Health-related Quality of Life of Individuals With Neurofibromatosis Type 2

Abstract

Objective: To explore health-related quality of life (HRQoL) reported by individuals with neurofibromatosis type 2 (NF2) and to assess for correlations between HRQoL and objective measures of disease manifestations.

Study Design: Prospective observational study.

Setting: Seven international NF2 centers.

Subjects: Eighty-one individuals with NF2, 73 adults (>18 years) and 8 children/adolescents (10–17 years).

Outcome Measures: Quality of life was measured by Short Form-36 (SF-36) norm-based scores. Objective clinical measures were hearing (categorized by word-recognition scores), facial function (categorized by the House–Brackmann scale) and the volume of subjects’ larger vestibular schwannoma (VS).

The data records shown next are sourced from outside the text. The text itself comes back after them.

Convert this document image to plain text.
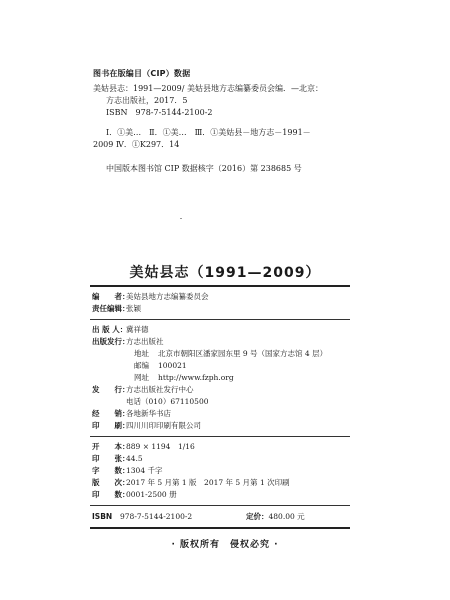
图书在版编目（CIP）数据
美姑县志：1991—2009/ 美姑县地方志编纂委员会编．—北京：
方志出版社，2017．5
ISBN　978-7-5144-2100-2
Ⅰ．①美…　Ⅱ．①美…　Ⅲ．①美姑县－地方志－1991－
2009 Ⅳ．①K297．14
中国版本图书馆 CIP 数据核字（2016）第 238685 号
美姑县志（1991—2009）
编　　者：美姑县地方志编纂委员会
责任编辑：张颖
出 版 人：冀祥德
出版发行：方志出版社
地址 北京市朝阳区潘家园东里 9 号（国家方志馆 4 层）
邮编 100021
网址 http://www.fzph.org
发　　行：方志出版社发行中心
电话（010）67110500
经　　销：各地新华书店
印　　刷：四川川印印刷有限公司
开　　本：889 × 1194　1/16
印　　张：44.5
字　　数：1304 千字
版　　次：2017 年 5 月第 1 版　2017 年 5 月第 1 次印刷
印　　数：0001-2500 册
ISBN 978-7-5144-2100-2	定价：480.00 元
· 版权所有　侵权必究 ·
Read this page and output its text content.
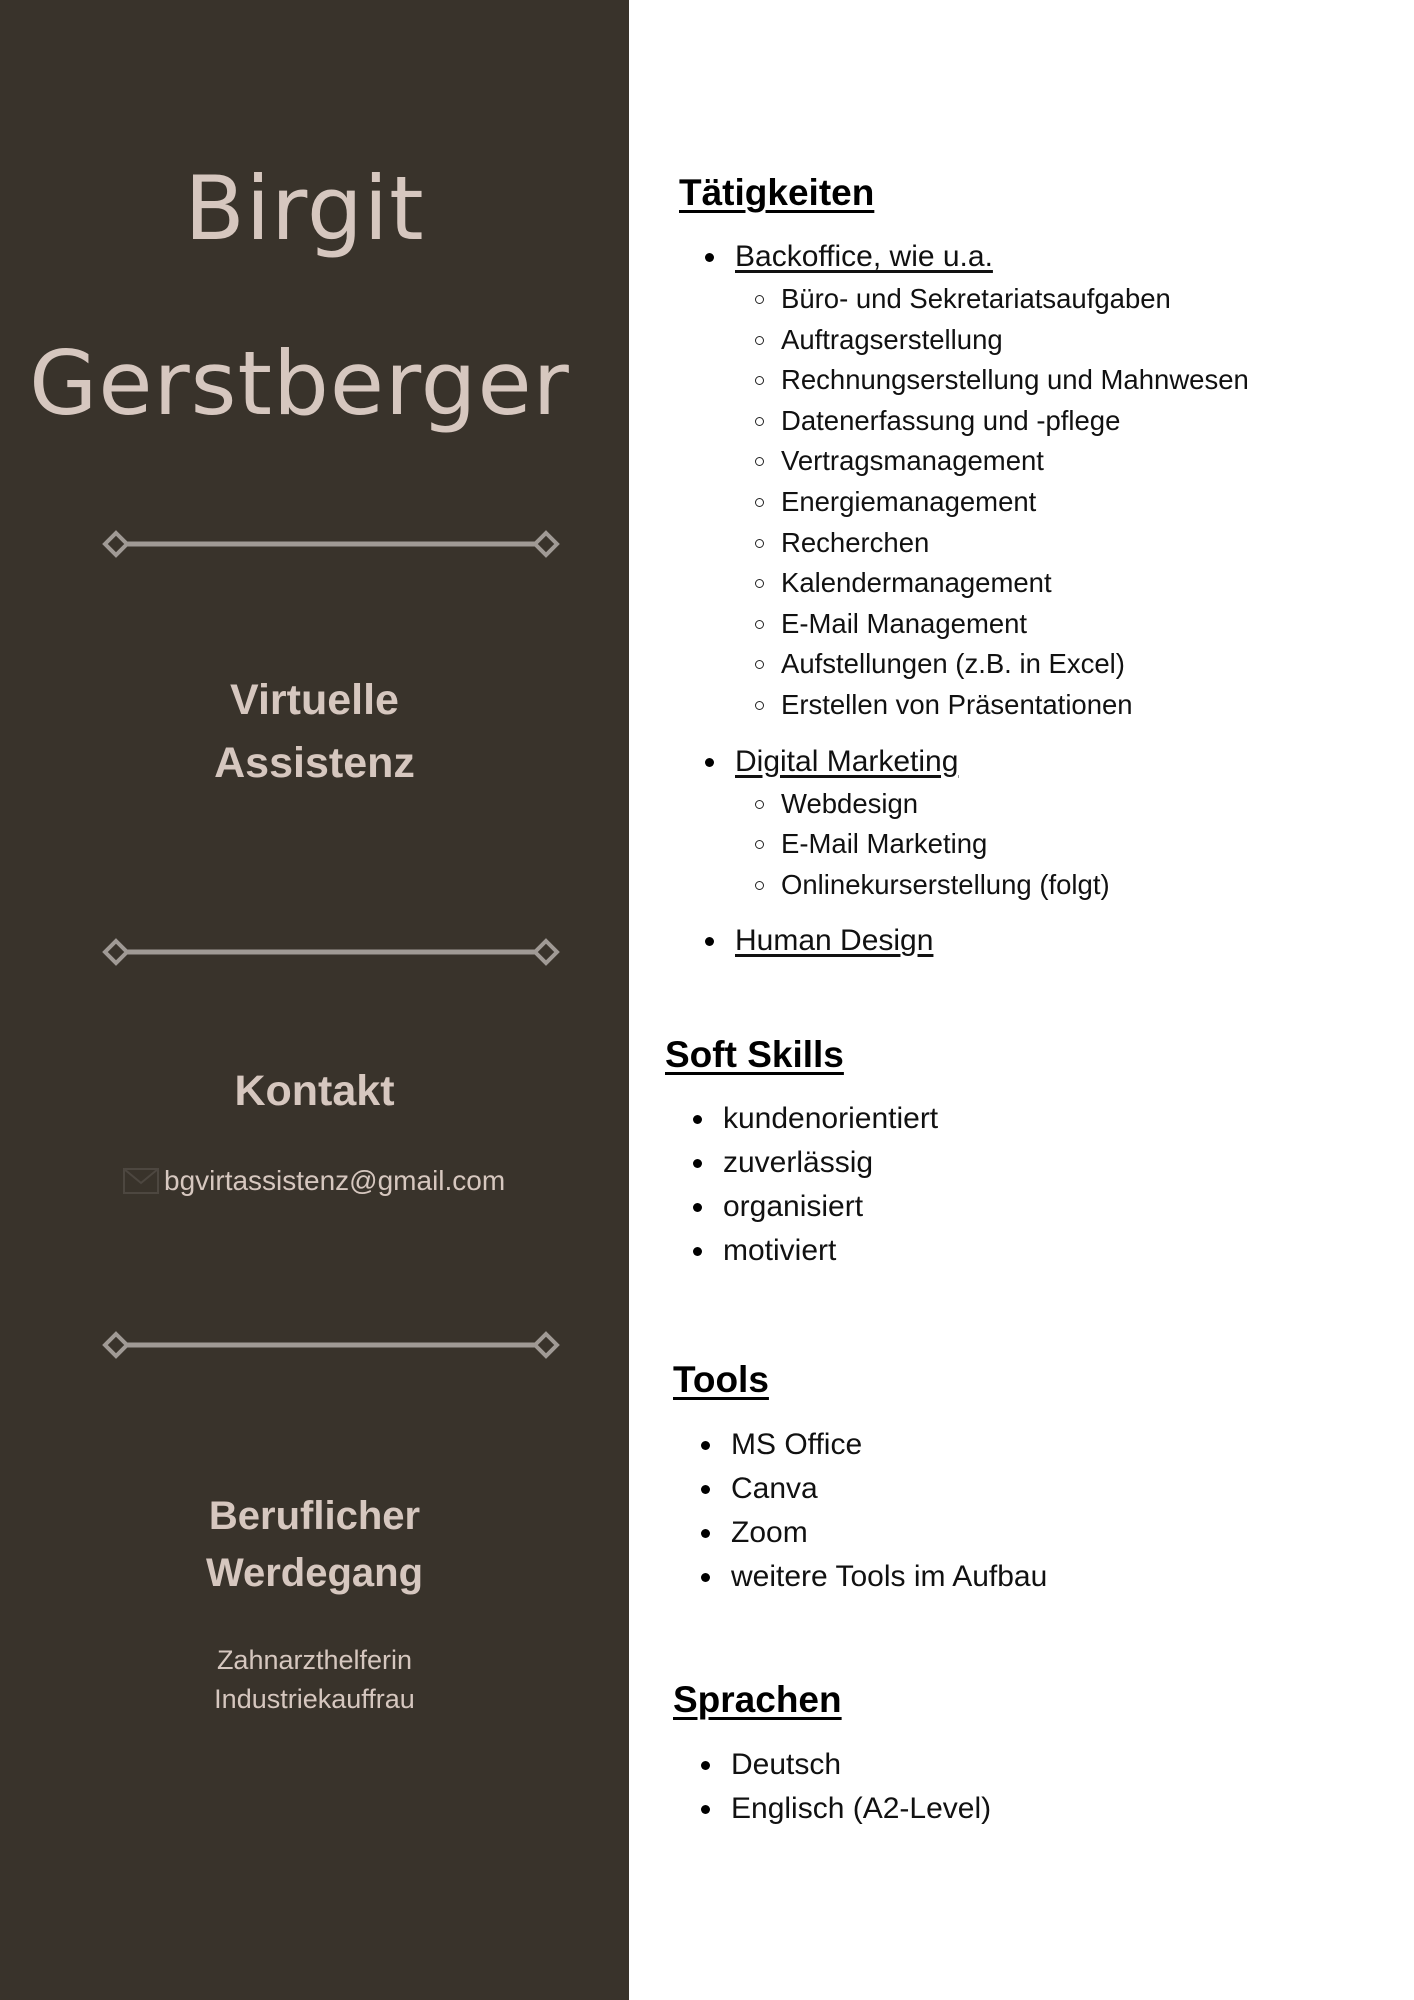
Birgit
Gerstberger
Virtuelle
Assistenz
Kontakt
bgvirtassistenz@gmail.com
Beruflicher
Werdegang
Zahnarzthelferin
Industriekauffrau
Tätigkeiten
Backoffice, wie u.a.
Büro- und Sekretariatsaufgaben
Auftragserstellung
Rechnungserstellung und Mahnwesen
Datenerfassung und -pflege
Vertragsmanagement
Energiemanagement
Recherchen
Kalendermanagement
E-Mail Management
Aufstellungen (z.B. in Excel)
Erstellen von Präsentationen
Digital Marketing
Webdesign
E-Mail Marketing
Onlinekurserstellung (folgt)
Human Design
Soft Skills
kundenorientiert
zuverlässig
organisiert
motiviert
Tools
MS Office
Canva
Zoom
weitere Tools im Aufbau
Sprachen
Deutsch
Englisch (A2-Level)
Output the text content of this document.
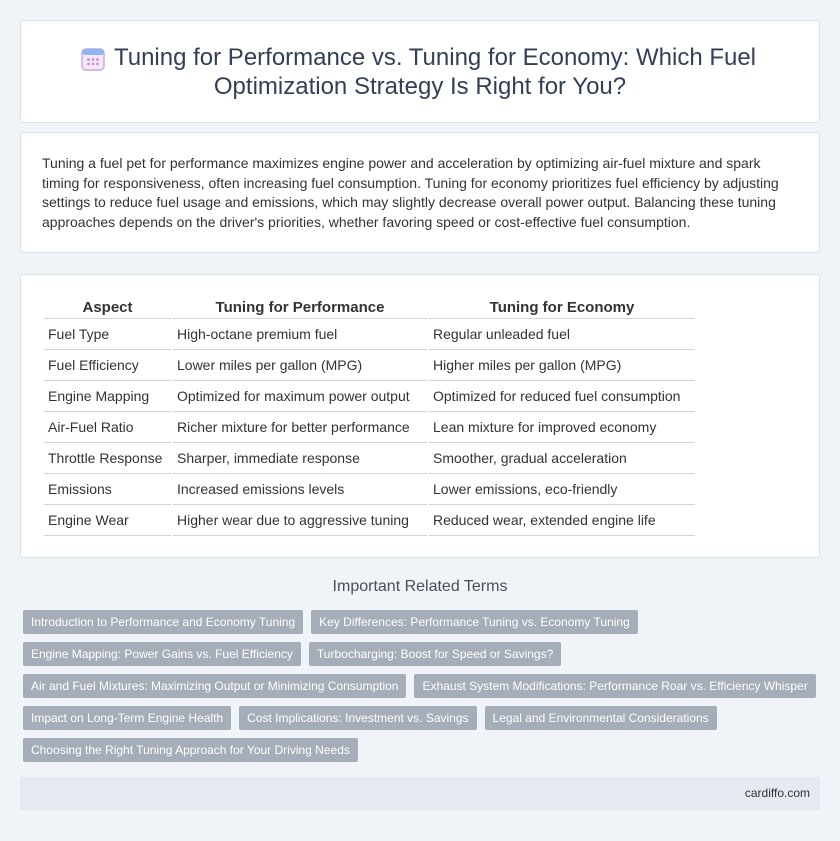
Tuning for Performance vs. Tuning for Economy: Which Fuel Optimization Strategy Is Right for You?

Tuning a fuel pet for performance maximizes engine power and acceleration by optimizing air-fuel mixture and spark timing for responsiveness, often increasing fuel consumption. Tuning for economy prioritizes fuel efficiency by adjusting settings to reduce fuel usage and emissions, which may slightly decrease overall power output. Balancing these tuning approaches depends on the driver's priorities, whether favoring speed or cost-effective fuel consumption.

Aspect	Tuning for Performance	Tuning for Economy
Fuel Type	High-octane premium fuel	Regular unleaded fuel
Fuel Efficiency	Lower miles per gallon (MPG)	Higher miles per gallon (MPG)
Engine Mapping	Optimized for maximum power output	Optimized for reduced fuel consumption
Air-Fuel Ratio	Richer mixture for better performance	Lean mixture for improved economy
Throttle Response	Sharper, immediate response	Smoother, gradual acceleration
Emissions	Increased emissions levels	Lower emissions, eco-friendly
Engine Wear	Higher wear due to aggressive tuning	Reduced wear, extended engine life
Important Related Terms
Introduction to Performance and Economy Tuning	Key Differences: Performance Tuning vs. Economy Tuning
Engine Mapping: Power Gains vs. Fuel Efficiency	Turbocharging: Boost for Speed or Savings?
Air and Fuel Mixtures: Maximizing Output or Minimizing Consumption	Exhaust System Modifications: Performance Roar vs. Efficiency Whisper
Impact on Long-Term Engine Health	Cost Implications: Investment vs. Savings	Legal and Environmental Considerations
Choosing the Right Tuning Approach for Your Driving Needs
cardiffo.com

Results: At baseline, adults showed significant deficits in all but two subscales of the SF-36 compared with age- and gender-adjusted United States population norms. In linear regression models including age, gender, inheritance status, hearing, facial weakness and VS volume, demographic and functional measures showed no relationship to any SF-36 subscale. Larger baseline VS volume was significantly related to reduced physical role performance, reduced mental health, and increased pain (p < 0.05). In bivariate analysis, previous VS surgery was not significantly associated with baseline HRQoL; receipt of VS surgery or tumor growth during the observation period was not significantly associated with changes in HRQoL.

Conclusion: NF2 patients report reduced HRQoL in physical, social, and mental domains, but this was not significantly related to objective measures of hearing or facial functioning. Larger baseline VS volume negatively impacted patient-reported HRQoL whereas VS surgery or tumor growth did not. Future studies should explore the relationship between tumor volume and HRQoL and psychosocial factors that may moderate this relationship.